Worrying about that was the job of the other three men. There was Lord Leighton. The computer that hurled Blade into the unknown was his creation. His hunchbacked, polio-twisted body held one of the finest scientific minds and one of the worst tempers in England.
There was J. He had been and still was the head of MI6. He had seen Blade's perfect blend of physical and mental qualities while the younger man was still at Oxford. Over the years he had seen Blade go off on one dangerous mission after another, first all over the world and then all over other worlds as well. It was never easy for him, and never would be. As a professional spymaster, J was a lonely man, and Blade filled the place of the son he had never had.

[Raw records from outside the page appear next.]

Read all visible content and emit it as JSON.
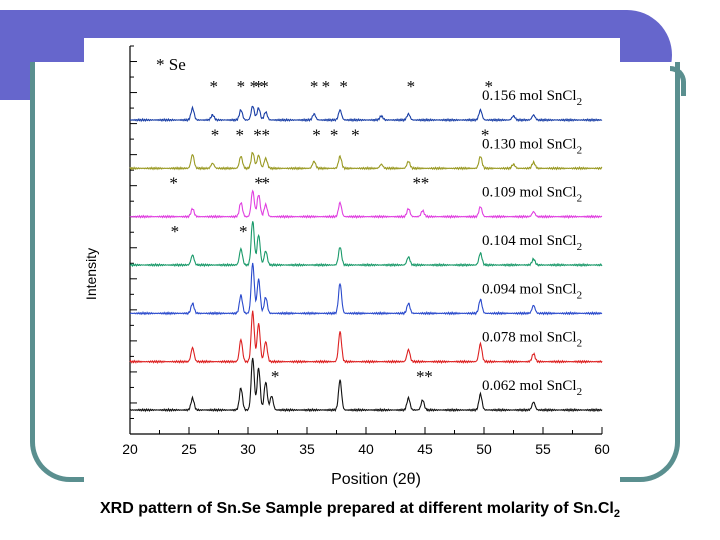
{
  "slide": {
    "caption_main": "XRD pattern of Sn.Se Sample prepared at different molarity of Sn.Cl",
    "caption_sub": "2"
  },
  "colors": {
    "deco_bar": "#6666cc",
    "deco_frame": "#5a8f8f",
    "background": "#ffffff"
  },
  "chart_data": {
    "type": "line",
    "title": "",
    "xlabel": "Position (2θ)",
    "ylabel": "Intensity",
    "xlim": [
      20,
      60
    ],
    "xticks": [
      20,
      25,
      30,
      35,
      40,
      45,
      50,
      55,
      60
    ],
    "yticks_count": 25,
    "grid": false,
    "legend_marker_label": "* Se",
    "series": [
      {
        "name": "0.156 mol SnCl2",
        "label_main": "0.156 mol SnCl",
        "label_sub": "2",
        "color": "#1a3fa6",
        "peaks": [
          [
            25.3,
            12
          ],
          [
            27.0,
            5
          ],
          [
            29.4,
            10
          ],
          [
            30.4,
            14
          ],
          [
            30.9,
            12
          ],
          [
            31.5,
            8
          ],
          [
            35.6,
            6
          ],
          [
            37.8,
            10
          ],
          [
            41.3,
            4
          ],
          [
            43.6,
            6
          ],
          [
            49.7,
            10
          ],
          [
            52.5,
            4
          ],
          [
            54.2,
            5
          ]
        ],
        "stars_x": [
          27.1,
          29.4,
          30.5,
          30.9,
          31.4,
          35.6,
          36.6,
          38.1,
          43.8,
          50.4
        ]
      },
      {
        "name": "0.130 mol SnCl2",
        "label_main": "0.130 mol SnCl",
        "label_sub": "2",
        "color": "#999922",
        "peaks": [
          [
            25.3,
            14
          ],
          [
            27.0,
            5
          ],
          [
            29.4,
            12
          ],
          [
            30.4,
            16
          ],
          [
            30.9,
            13
          ],
          [
            31.5,
            10
          ],
          [
            35.6,
            7
          ],
          [
            37.8,
            12
          ],
          [
            41.3,
            4
          ],
          [
            43.6,
            7
          ],
          [
            49.7,
            12
          ],
          [
            52.5,
            4
          ],
          [
            54.2,
            6
          ]
        ],
        "stars_x": [
          27.2,
          29.3,
          30.8,
          31.5,
          35.8,
          37.3,
          39.1,
          50.1
        ]
      },
      {
        "name": "0.109 mol SnCl2",
        "label_main": "0.109 mol SnCl",
        "label_sub": "2",
        "color": "#e040e0",
        "peaks": [
          [
            25.3,
            8
          ],
          [
            29.4,
            14
          ],
          [
            30.4,
            26
          ],
          [
            30.9,
            22
          ],
          [
            31.5,
            12
          ],
          [
            37.8,
            14
          ],
          [
            43.6,
            8
          ],
          [
            44.8,
            6
          ],
          [
            49.7,
            10
          ],
          [
            54.2,
            5
          ]
        ],
        "stars_x": [
          23.7,
          30.9,
          31.5,
          44.3,
          45.0
        ]
      },
      {
        "name": "0.104 mol SnCl2",
        "label_main": "0.104 mol SnCl",
        "label_sub": "2",
        "color": "#1a9a6a",
        "peaks": [
          [
            25.3,
            10
          ],
          [
            29.4,
            16
          ],
          [
            30.4,
            44
          ],
          [
            30.9,
            30
          ],
          [
            31.5,
            14
          ],
          [
            37.8,
            18
          ],
          [
            43.6,
            8
          ],
          [
            49.7,
            12
          ],
          [
            54.2,
            6
          ]
        ],
        "stars_x": [
          23.8,
          29.6
        ]
      },
      {
        "name": "0.094 mol SnCl2",
        "label_main": "0.094 mol SnCl",
        "label_sub": "2",
        "color": "#2a4acc",
        "peaks": [
          [
            25.3,
            10
          ],
          [
            29.4,
            18
          ],
          [
            30.4,
            50
          ],
          [
            30.9,
            34
          ],
          [
            31.5,
            16
          ],
          [
            37.8,
            30
          ],
          [
            43.6,
            10
          ],
          [
            49.7,
            14
          ],
          [
            54.2,
            8
          ]
        ],
        "stars_x": []
      },
      {
        "name": "0.078 mol SnCl2",
        "label_main": "0.078 mol SnCl",
        "label_sub": "2",
        "color": "#dd2222",
        "peaks": [
          [
            25.3,
            14
          ],
          [
            29.4,
            22
          ],
          [
            30.4,
            50
          ],
          [
            30.9,
            38
          ],
          [
            31.5,
            20
          ],
          [
            37.8,
            30
          ],
          [
            43.6,
            12
          ],
          [
            49.7,
            18
          ],
          [
            54.2,
            8
          ]
        ],
        "stars_x": []
      },
      {
        "name": "0.062 mol SnCl2",
        "label_main": "0.062 mol SnCl",
        "label_sub": "2",
        "color": "#111111",
        "peaks": [
          [
            25.3,
            12
          ],
          [
            29.4,
            22
          ],
          [
            30.4,
            52
          ],
          [
            30.9,
            42
          ],
          [
            31.5,
            28
          ],
          [
            32.0,
            14
          ],
          [
            37.8,
            30
          ],
          [
            43.6,
            12
          ],
          [
            44.8,
            10
          ],
          [
            49.7,
            16
          ],
          [
            54.2,
            8
          ]
        ],
        "stars_x": [
          32.3,
          44.6,
          45.3
        ]
      }
    ]
  }
}
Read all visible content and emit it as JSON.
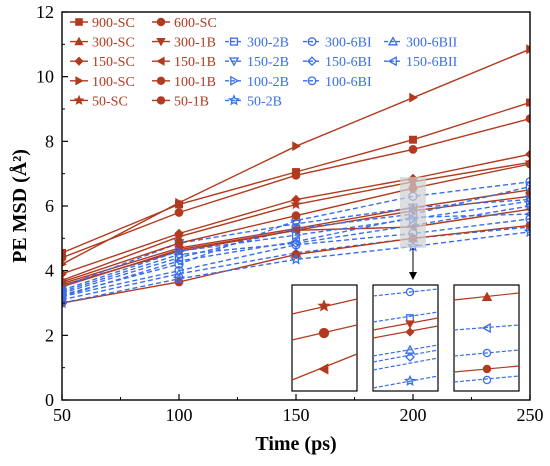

Finally, there was the Prime Minister. He sat very much in the background, accepting the miracle that was Project Dimension X, protecting it, financing it, helping it in a thousand and one absolutely essential ways without making any pretense of really understanding it. The Prime Minister was a politician, but he was also an honest man, and he was just as devoted to England as Blade, Lord Leighton, or J.
So they made a good team. They were an unlikely quartet of miracle workers. But they were also a successful one, in a deadly business where success was all that mattered.
File Acorn was this month's code word for another trip into Dimension X. Tomorrow at ten o'clock in the morning Blade would be far below the Tower of London, wired into Lord Leighton's mammoth computer, ready to be fired off into the unknown.
Blade's mind was so occupied with what would be happening next morning that he hardly noticed the helicopter's landing. He only came fully alert again when the sergeant tapped him on the shoulder.
Mister Blade, sir-time for the next go-round.
Thanks, sergeant.
Blade stood up and started shoving his equipment into its carrying bag. As the helicopter's rotors whined and whispered down into silence he jumped down onto the grass of the landing pad. At the far end of the runway the little high-winged jump plane was banking in for a landing. Sunlight sparked and glinted off its wings. The sun was fully up now, and the last traces of mist and dew were rapidly vanishing. It was going to be a beautiful day for jumping.
It was also going to be a day for keeping his mind on the job at hand, and not on what was going to happen tomorrow. It would be bloody silly for him to rack himself up doing something he had done sixty or seventy times!